The reason there are so many is that each journal has its own formatting
requirements. If you're not submitting to a particular journal then it
shouldn't matter which you use. In fact, the standard "article"
document class ought to work just fine.
-- Scott
I am currently using the article class for the Journal of the Royal
Society of New South Wales (in Australia) and have made simple commands
and a few redefined ones using LaTeX. I have all those in a styles file
which contains all the \includepackage commands and any settings to
override the article class. I pull it in with \input{rsnsw-styles.tex}.
I am moving that over to the memoir class as it is more easily
customised.
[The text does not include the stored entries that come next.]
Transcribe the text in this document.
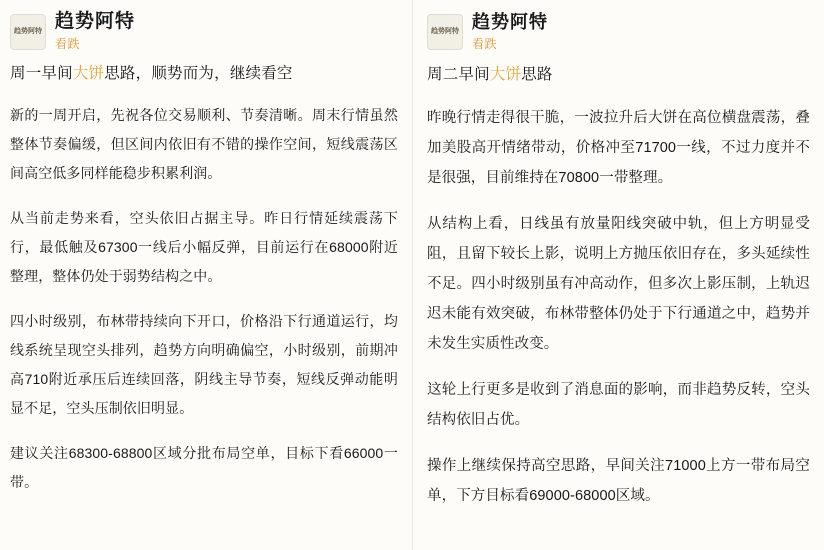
趋势阿特 趋势阿特
看跌
周一早间大饼思路，顺势而为，继续看空

新的一周开启，先祝各位交易顺利、节奏清晰。周末行情虽然整体节奏偏缓，但区间内依旧有不错的操作空间，短线震荡区间高空低多同样能稳步积累利润。

从当前走势来看，空头依旧占据主导。昨日行情延续震荡下行，最低触及67300一线后小幅反弹，目前运行在68000附近整理，整体仍处于弱势结构之中。

四小时级别，布林带持续向下开口，价格沿下行通道运行，均线系统呈现空头排列，趋势方向明确偏空，小时级别，前期冲高710附近承压后连续回落，阴线主导节奏，短线反弹动能明显不足，空头压制依旧明显。

建议关注68300-68800区域分批布局空单，目标下看66000一带。

趋势阿特 趋势阿特
看跌
周二早间大饼思路

昨晚行情走得很干脆，一波拉升后大饼在高位横盘震荡，叠加美股高开情绪带动，价格冲至71700一线，不过力度并不是很强，目前维持在70800一带整理。

从结构上看，日线虽有放量阳线突破中轨，但上方明显受阻，且留下较长上影，说明上方抛压依旧存在，多头延续性不足。四小时级别虽有冲高动作，但多次上影压制，上轨迟迟未能有效突破，布林带整体仍处于下行通道之中，趋势并未发生实质性改变。

这轮上行更多是收到了消息面的影响，而非趋势反转，空头结构依旧占优。

操作上继续保持高空思路，早间关注71000上方一带布局空单，下方目标看69000-68000区域。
I suggest just using the memoir class and modifying that to
suit what you what to achieve in your Journals look and feel.
Mike
Thanks for that. The previous poster to the one above misundestood my
question.
I want LaTeX styles as an editor of the simple journal - I actually
don't mind how they submist articles (well, not much).
So is the memoir style suitable for the entire Journal??
Brian.
(you will, you will...)
>So is the memoir style suitable for the entire Journal??
memoir more by way of "expression of a family of styles" (aiui). a
highly configurable way of expressing a whole bunch of layouts.
perhaps it would be worth considering exactly what you _do_ want (in
terms of existing journals), and then finding whether there's a
published macro package for one of them.
however, i actually find it rather hard to believe that _no-one_ other
than you is going to want to be involved in designing the journal.
they may have said that, at one stage, but they'll sure as hell
complain once you actually do something. before you commit to
anything (particularly to writing anything) consult a sufficient group
of interested parties that you can later claim "it was agreed by the
publication design group" (or some such twaddle ;-).